The pros: Brining is a simple way to add flavor and smells delicious.
The cons: The process takes up a lot of space and can be time-intensive, as it requires advance planning and action.
To brine, begin with a completely thawed turkey. The night before roasting, remove the giblets and rinse the bird inside and out. Prepare your brine recipe, making sure all of the salt that your recipe calls for is dissolved in the liquid. If the instructions call for heating the brine, let it cool to room temperature before beginning the bird’s bath. Once you have determined where the brining process will take place — a brining bag, large container, refrigerator drawer or other recommended vessel — place the turkey breast down and completely submerge the bird.
Most recommendations call for brining one hour for every pound the turkey weighs.

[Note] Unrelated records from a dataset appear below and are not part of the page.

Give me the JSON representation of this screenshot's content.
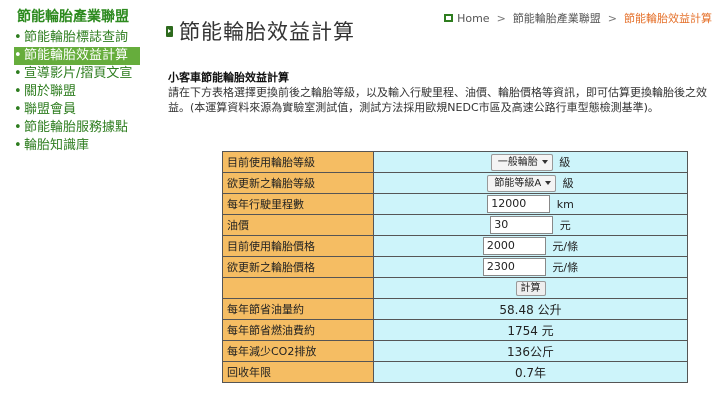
{
  "sidebar": {
    "brand": "節能輪胎產業聯盟",
    "items": [
      {
        "label": "節能輪胎標誌查詢",
        "active": false
      },
      {
        "label": "節能輪胎效益計算",
        "active": true
      },
      {
        "label": "宣導影片/摺頁文宣",
        "active": false
      },
      {
        "label": "關於聯盟",
        "active": false
      },
      {
        "label": "聯盟會員",
        "active": false
      },
      {
        "label": "節能輪胎服務據點",
        "active": false
      },
      {
        "label": "輪胎知識庫",
        "active": false
      }
    ]
  },
  "header": {
    "title": "節能輪胎效益計算",
    "breadcrumb": [
      "Home",
      "節能輪胎產業聯盟",
      "節能輪胎效益計算"
    ]
  },
  "intro": {
    "title": "小客車節能輪胎效益計算",
    "text": "請在下方表格選擇更換前後之輪胎等級，以及輸入行駛里程、油價、輪胎價格等資訊，即可估算更換輪胎後之效益。(本運算資料來源為實驗室測試值，測試方法採用歐規NEDC市區及高速公路行車型態檢測基準)。"
  },
  "form": {
    "current_grade": {
      "label": "目前使用輪胎等級",
      "value": "一般輪胎",
      "unit": "級"
    },
    "new_grade": {
      "label": "欲更新之輪胎等級",
      "value": "節能等級A",
      "unit": "級"
    },
    "mileage": {
      "label": "每年行駛里程數",
      "value": "12000",
      "unit": "km"
    },
    "fuel_price": {
      "label": "油價",
      "value": "30",
      "unit": "元"
    },
    "current_price": {
      "label": "目前使用輪胎價格",
      "value": "2000",
      "unit": "元/條"
    },
    "new_price": {
      "label": "欲更新之輪胎價格",
      "value": "2300",
      "unit": "元/條"
    },
    "calc_button": "計算"
  },
  "results": {
    "fuel_saved": {
      "label": "每年節省油量約",
      "value": "58.48 公升"
    },
    "cost_saved": {
      "label": "每年節省燃油費約",
      "value": "1754 元"
    },
    "co2_reduced": {
      "label": "每年減少CO2排放",
      "value": "136公斤"
    },
    "payback": {
      "label": "回收年限",
      "value": "0.7年"
    }
  },
  "colors": {
    "brand_green": "#2d8a1f",
    "active_menu_bg": "#66ad3c",
    "label_cell": "#f5bd63",
    "value_cell": "#cdf4fa",
    "breadcrumb_current": "#e5702a"
  }
}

Remove the turkey from the brine after the allotted time, and rinse and pat it dry with paper towels. Cook the turkey as desired.
The brine mixture can be a simple combination of water, salt and possibly sugar, while other recipes might call for additional ingredients and spices.
Some people choose to dry-brine their turkey — rub it with salt, basically. In that situation, salt draws the meat’s juices to the surface of the bird. The juices then mix with the salt, forming a brine that is then reabsorbed by the meat.
If you’re nervous about overcooking your turkey and winding up with a platter of dry turkey meat on your table, think of brining as your insurance. A brined bird will stay juicy and taste good even if you overshoot the cooking time a little, and that’s one less thing you’ll need to worry about during your holiday meal.